The number of edges in Kn is $\frac{n(n-1)}{2}$ so it's clear that either (a) $n$ is a multiple of three or (b) $n-1$ is a multiple of three.
The proof doesn't have to be extremely rigorous, I just want to get the idea OR know how to build the three isomorphic graphs.

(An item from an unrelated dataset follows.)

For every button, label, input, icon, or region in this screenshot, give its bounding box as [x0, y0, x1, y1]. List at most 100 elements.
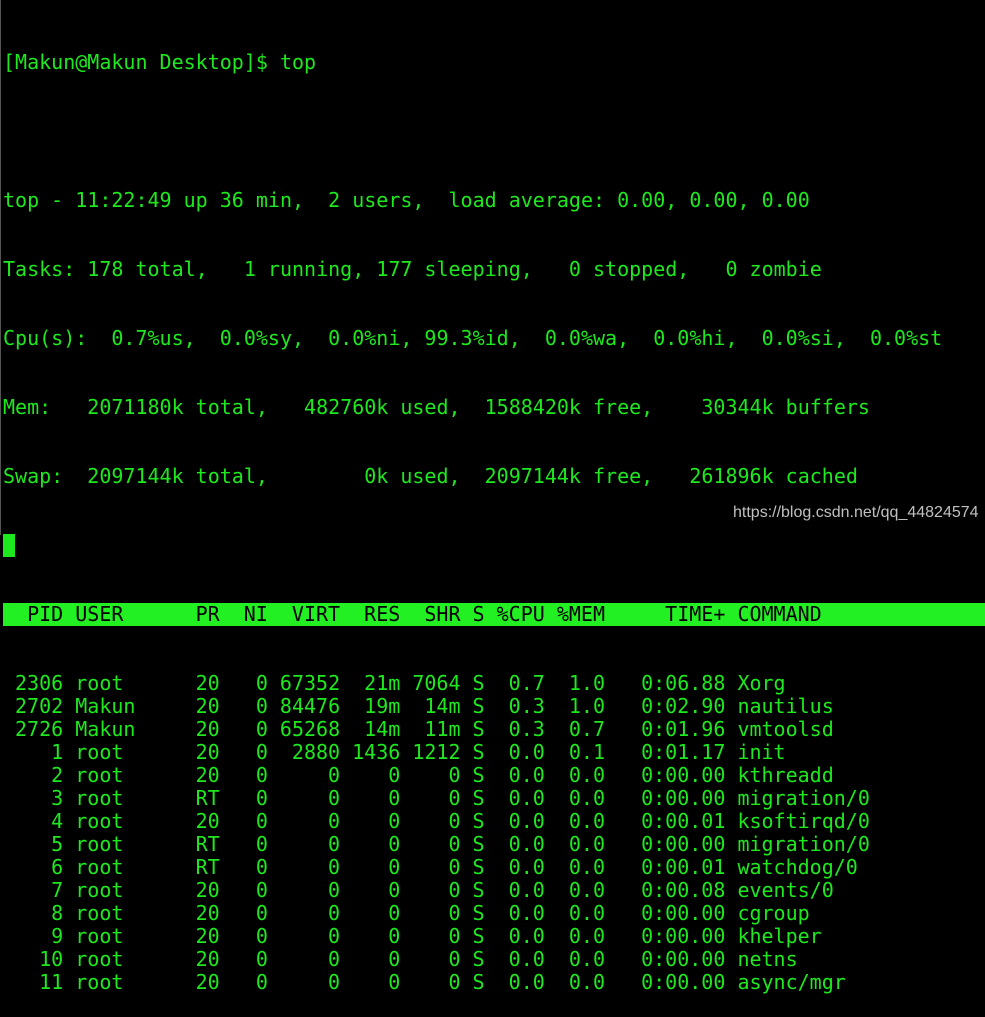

For the case $n=3m$, you can partition the vertex set $V$ into $3$ blocks: $V_1, V_2, V_3$, such that $|V_i|=m$ for all $i$. For each $V_i$, you can then look at $E|V_i$, that is, the set of edges whose endpoints are both in $V_i$- this is just a copy of $K_m$. However, there are still some edges left, namely the edges with endpoints in different blocks: for example, the set of edges with one endpoints in $V_1$, and the other in $V_2$. We can call this set of edges $E_{v_1, V_2}$, and all of the remaining edges are partitioned among three such blocks, which we call $E_{V_1, V_2}, E_{V_1, V_3}, E_{V_2, V_3}$. Each such block is isomorphic to the bipartite graph $K_{m,m}$. Since we originally looked at three disjoint blocks of edges, each isomorphic to $K_m$, ($E|V_1, E|V_2, E|V_3$), and the remaining edges were partitioned among three blocks, each isomorphic to $K_{m,m}$, ($E_{V_1, V_2}, E_{V_1, V_3}, E_{V_2, V_3}$), we can then pair each block of the first kind with a block of the second kind, say $E|V_1$ goes with $E_{V_2, V_3}$, take their union, and get three disjoint blocks of edges that are pairwise isomorphic.
For the case $n=3m+1$, you can do the same thing, but with an extra vertex. Can you see how to extend the previous construction with this extra vertex?